In 2014, I began to develop a video project that would explore immigration
issues from an intensely personal perspective. While I recognize that every art
work is to some degree political, my idea was not to produce a documentary about
immigration and immigration policy in the U.S.—far from it. My goal was intimate:
to explore my observations, experience and feelings as an immigrant today.
The project takes the form of a poetic experiment. In the piece, I explore my
recent experiences of constant movement between distant geographic spaces,
from Venezuela to the US, to Italy, Thessaloniki, Colombia, Laos and beyond. I
attempt to understand my thoughts and feelings as an immigrant. This process
began long before I was born and constantly brings me to the words of Brazilian
writer Paulo Emilio Salles Gomes in his essay “Cinema: A Trajectory within
Underdevelopment” (1973):

“Not European, not American. Having no original culture, nothing is foreign to
us because everything is foreign. Our painful self-creation develops between
the rarefied dialectics of not to be or being other.”

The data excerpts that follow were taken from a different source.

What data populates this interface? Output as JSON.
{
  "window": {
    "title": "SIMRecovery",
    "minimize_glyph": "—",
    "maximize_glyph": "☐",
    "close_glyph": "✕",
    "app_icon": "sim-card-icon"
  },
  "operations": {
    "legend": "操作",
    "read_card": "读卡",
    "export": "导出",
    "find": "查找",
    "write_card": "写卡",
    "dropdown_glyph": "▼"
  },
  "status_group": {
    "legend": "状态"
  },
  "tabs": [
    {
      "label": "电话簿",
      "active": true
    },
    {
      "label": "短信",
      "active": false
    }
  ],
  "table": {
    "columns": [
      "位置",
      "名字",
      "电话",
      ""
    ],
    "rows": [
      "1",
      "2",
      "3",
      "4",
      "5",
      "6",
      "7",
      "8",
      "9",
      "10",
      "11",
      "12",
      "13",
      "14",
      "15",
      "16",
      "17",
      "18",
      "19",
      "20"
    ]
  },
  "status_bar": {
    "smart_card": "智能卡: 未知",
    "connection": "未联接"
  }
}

Through this project I have discovered that home is a fluid word and belonging a
state of mind.

Biographical Note

Alex Mendez Giner is an award-winning filmmaker whose work defy the
boundaries of storytelling, exploring complex stories at the intersection of
subjective experience, reality, and the marvelous real. His films have been
screened at prestigious international festivals such as Clermont-Ferrand
Film Festival, Interfilm Berlin, Milan International Film Festival, Viña del
Mar International Film Festival, Bilbao International Film Festival, Durban
International Film Festival, and others. He has been honored with the Audience
Choice Award from the Shanghai International Film Festival and has been
guest artist at multiple institutions around the world. His professional practice
combines constant film production with film teaching at Syracuse University.